One of the persistent disaster myths is that people wait to be taken care of by the government. However, both research and experience show that people are proactive in times of disaster, reaching out to neighbors and even total strangers to offer help. This concept of people helping people forms the core of the Community Emergency Response Team program that was elevated to a national initiative following Sept. 11. However, are we doing enough to integrate the potential utility of these programs into disaster response operations?

This is the question asked by researchers Dr. Jessica Jensen and John Carr in a recent article in the Journal of Emergency Management, Predisaster Integration of Community Emergency Response Teams. In a study of CERT coordinators in FEMA Region VII (Iowa, Kansas, Missouri and Nebraska), Jensen and Carr looked at the level of integration of CERTs with the local emergency management systems. They found that the level of integration (defined as recognition of the CERT as part of the formal local emergency management system) fell roughly into three categories:

  1. Least Integrated — About 25 percent of the respondents were focused primarily on maximizing the training available to citizens but did little else to provide additional training or inclusion in activities such as exercises. There were no team organizations and CERT-trained people are viewed as individuals.
  2. Somewhat Integrated — Accounting for about 50 percent of the respondents, these CERTs have a level of team organization (e.g., standard operating procedures, membership requirements) and participate in emergency management exercises. CERTs are identified in the jurisdictional emergency operations plan with specified roles.
  3. Highly Integrated — These CERTs have a specialized role documented in the emergency operations plan, are regularly involved in jurisdictional exercises, and train routinely with other agencies in the system. In essence, they are considered first responders by the jurisdiction. Only about 14 percent of the studied CERTs fell into this category.

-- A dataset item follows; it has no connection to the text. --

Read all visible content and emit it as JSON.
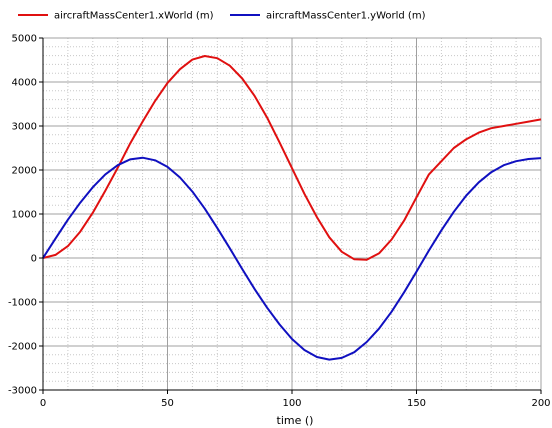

There was also a small number of teams studied that received CERT training and then were passed on for integration into other organizations (e.g., Civil Air Patrol or the American Red Cross).

As Jensen and Carr note, the study is not intended to be generalizable to the full CERT population. However, it does provide an interesting approach to determining how well your jurisdiction is integrating CERT into emergency response. The advent of social media means that local groups now have a mechanism for organizing themselves without the involvement of government, as was demonstrated very clearly in Hurricane Sandy. CERT offers the ability to organize communities before disaster strikes. However, failing to integrate CERTS into our emergency plans negates that benefit and may leave us struggling to catch up with the public response to a disaster.